For those who don’t know, transliteration is the practice of rendering letters of a foreign alphabet into English letters that correspond roughly in sound to the foreign letters. I doubt that I’m the only one who dislikes the practice. Especially with Hebrew transliteration, I feel that it only slows down one’s reading of, say, a commentary when it has transliteration. After all, it isn’t going to help the English-only reader very much, and it only slows down the person who can read Hebrew, since they have to back-transliterate the English into Hebrew characters. So it really doesn’t help very much. The most ridiculous commentaries in this regard are the Anchor Bible Commentaries from Yale Press. Honestly, those commentaries are pretty much the most technical commentaries available today, and yet they use transliteration to “help” the person in the pew! I’ve got news for them. The people in the pew don’t read the Anchor Bible Commentary series very often. I’ve known only a very few who have read any of them. The category of “educated layman” is becoming virtually extinct. The AB commentaries are scholarly commentaries, in which case they shouldn’t need to use transliteration!

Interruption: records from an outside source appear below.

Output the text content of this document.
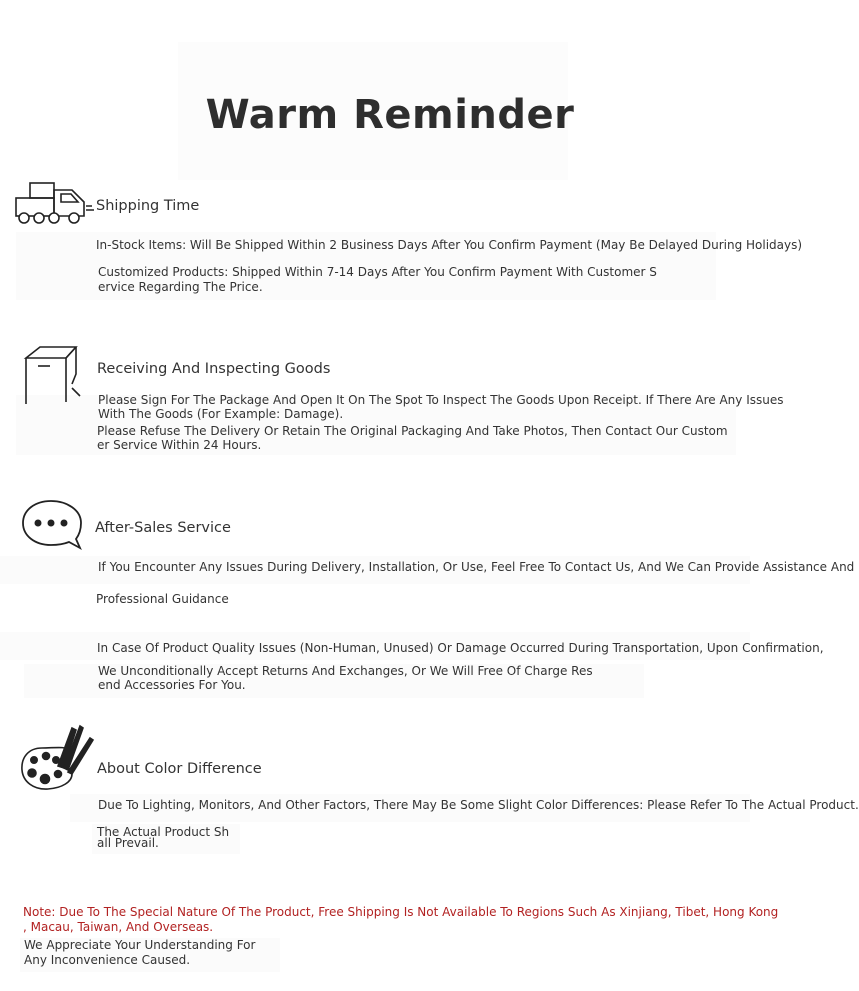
Warm Reminder
Shipping Time
In-Stock Items: Will Be Shipped Within 2 Business Days After You Confirm Payment (May Be Delayed During Holidays)
Customized Products: Shipped Within 7-14 Days After You Confirm Payment With Customer S
ervice Regarding The Price.
Receiving And Inspecting Goods
Please Sign For The Package And Open It On The Spot To Inspect The Goods Upon Receipt. If There Are Any Issues
With The Goods (For Example: Damage).
Please Refuse The Delivery Or Retain The Original Packaging And Take Photos, Then Contact Our Custom
er Service Within 24 Hours.
After-Sales Service
If You Encounter Any Issues During Delivery, Installation, Or Use, Feel Free To Contact Us, And We Can Provide Assistance And
Professional Guidance
In Case Of Product Quality Issues (Non-Human, Unused) Or Damage Occurred During Transportation, Upon Confirmation,
We Unconditionally Accept Returns And Exchanges, Or We Will Free Of Charge Res
end Accessories For You.
About Color Difference
Due To Lighting, Monitors, And Other Factors, There May Be Some Slight Color Differences: Please Refer To The Actual Product.
The Actual Product Sh
all Prevail.
Note: Due To The Special Nature Of The Product, Free Shipping Is Not Available To Regions Such As Xinjiang, Tibet, Hong Kong
, Macau, Taiwan, And Overseas.
We Appreciate Your Understanding For
Any Inconvenience Caused.
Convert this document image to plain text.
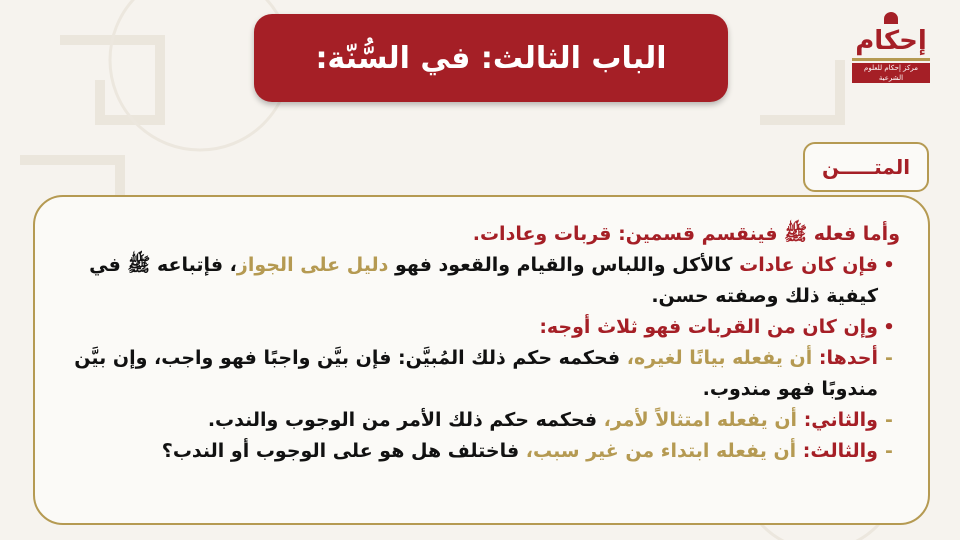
الباب الثالث: في السُّنّة:	إحكام
مركز إحكام للعلوم الشرعية
المتـــــن

وأما فعله ﷺ فينقسم قسمين: قربات وعادات.

•

فإن كان عادات كالأكل واللباس والقيام والقعود فهو دليل على الجواز، فإتباعه ﷺ في كيفية ذلك وصفته حسن.

•

وإن كان من القربات فهو ثلاث أوجه:

-

أحدها: أن يفعله بيانًا لغيره، فحكمه حكم ذلك المُبيَّن: فإن بيَّن واجبًا فهو واجب، وإن بيَّن مندوبًا فهو مندوب.

-

والثاني: أن يفعله امتثالاً لأمر، فحكمه حكم ذلك الأمر من الوجوب والندب.

-

والثالث: أن يفعله ابتداء من غير سبب، فاختلف هل هو على الوجوب أو الندب؟
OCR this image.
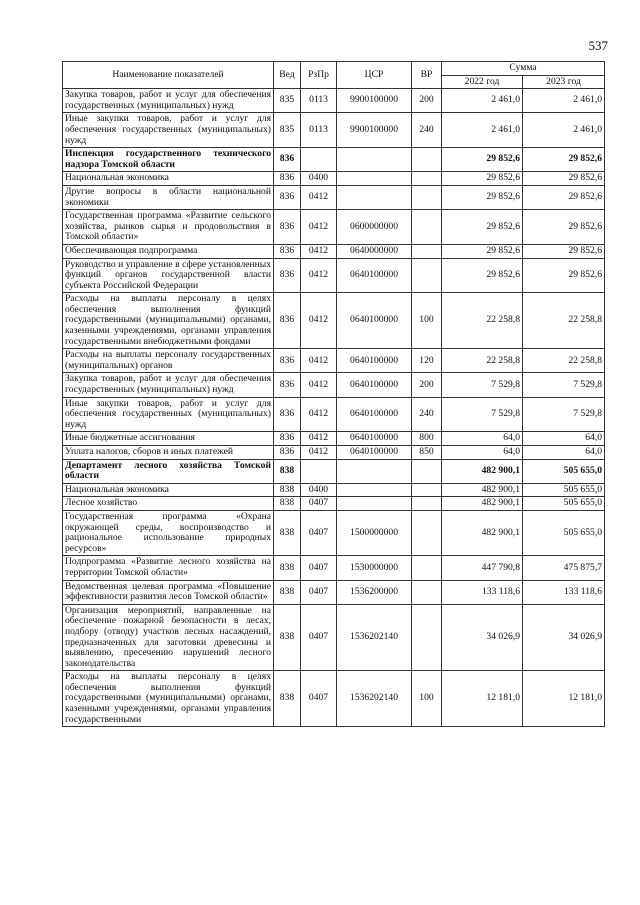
537
Наименование показателей	Вед	РзПр	ЦСР	ВР	Сумма	
					2022 год	2023 год
Закупка товаров, работ и услуг для обеспечения государственных (муниципальных) нужд	835	0113	9900100000	200	2 461,0	2 461,0
Иные закупки товаров, работ и услуг для обеспечения государственных (муниципальных) нужд	835	0113	9900100000	240	2 461,0	2 461,0
Инспекция государственного технического надзора Томской области	836				29 852,6	29 852,6
Национальная экономика	836	0400			29 852,6	29 852,6
Другие вопросы в области национальной экономики	836	0412			29 852,6	29 852,6
Государственная программа «Развитие сельского хозяйства, рынков сырья и продовольствия в Томской области»	836	0412	0600000000		29 852,6	29 852,6
Обеспечивающая подпрограмма	836	0412	0640000000		29 852,6	29 852,6
Руководство и управление в сфере установленных функций органов государственной власти субъекта Российской Федерации	836	0412	0640100000		29 852,6	29 852,6
Расходы на выплаты персоналу в целях обеспечения выполнения функций государственными (муниципальными) органами, казенными учреждениями, органами управления государственными внебюджетными фондами	836	0412	0640100000	100	22 258,8	22 258,8
Расходы на выплаты персоналу государственных (муниципальных) органов	836	0412	0640100000	120	22 258,8	22 258,8
Закупка товаров, работ и услуг для обеспечения государственных (муниципальных) нужд	836	0412	0640100000	200	7 529,8	7 529,8
Иные закупки товаров, работ и услуг для обеспечения государственных (муниципальных) нужд	836	0412	0640100000	240	7 529,8	7 529,8
Иные бюджетные ассигнования	836	0412	0640100000	800	64,0	64,0
Уплата налогов, сборов и иных платежей	836	0412	0640100000	850	64,0	64,0
Департамент лесного хозяйства Томской области	838				482 900,1	505 655,0
Национальная экономика	838	0400			482 900,1	505 655,0
Лесное хозяйство	838	0407			482 900,1	505 655,0
Государственная программа «Охрана окружающей среды, воспроизводство и рациональное использование природных ресурсов»	838	0407	1500000000		482 900,1	505 655,0
Подпрограмма «Развитие лесного хозяйства на территории Томской области»	838	0407	1530000000		447 790,8	475 875,7
Ведомственная целевая программа «Повышение эффективности развития лесов Томской области»	838	0407	1536200000		133 118,6	133 118,6
Организация мероприятий, направленные на обеспечение пожарной безопасности в лесах, подбору (отводу) участков лесных насаждений, предназначенных для заготовки древесины и выявлению, пресечению нарушений лесного законодательства	838	0407	1536202140		34 026,9	34 026,9
Расходы на выплаты персоналу в целях обеспечения выполнения функций государственными (муниципальными) органами, казенными учреждениями, органами управления государственными	838	0407	1536202140	100	12 181,0	12 181,0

Transliteration is marginally more helpful in Greek, since English-only readers could theoretically benefit by being able to look up transliterated words in some language helps. Furthermore, there are considerably more words in Greek that are cognate with English than with Hebrew. However, doing this kind of work is known as “dabbling.” Dabbling is a very dangerous thing, because the person usually learns just enough to make themselves dangerous, while not really learning enough to help them read the Greek New Testament. If they desire to read the Greek New Testament, then they should go all out and learn Greek!
If there is anyone in the publishing business who is reading this, please eschew transliteration! It is pretty much only annoying to those who can read the original, and it doesn’t really help those who can’t. And, given the deterioration of the educated layman, there isn’t really a market left for it.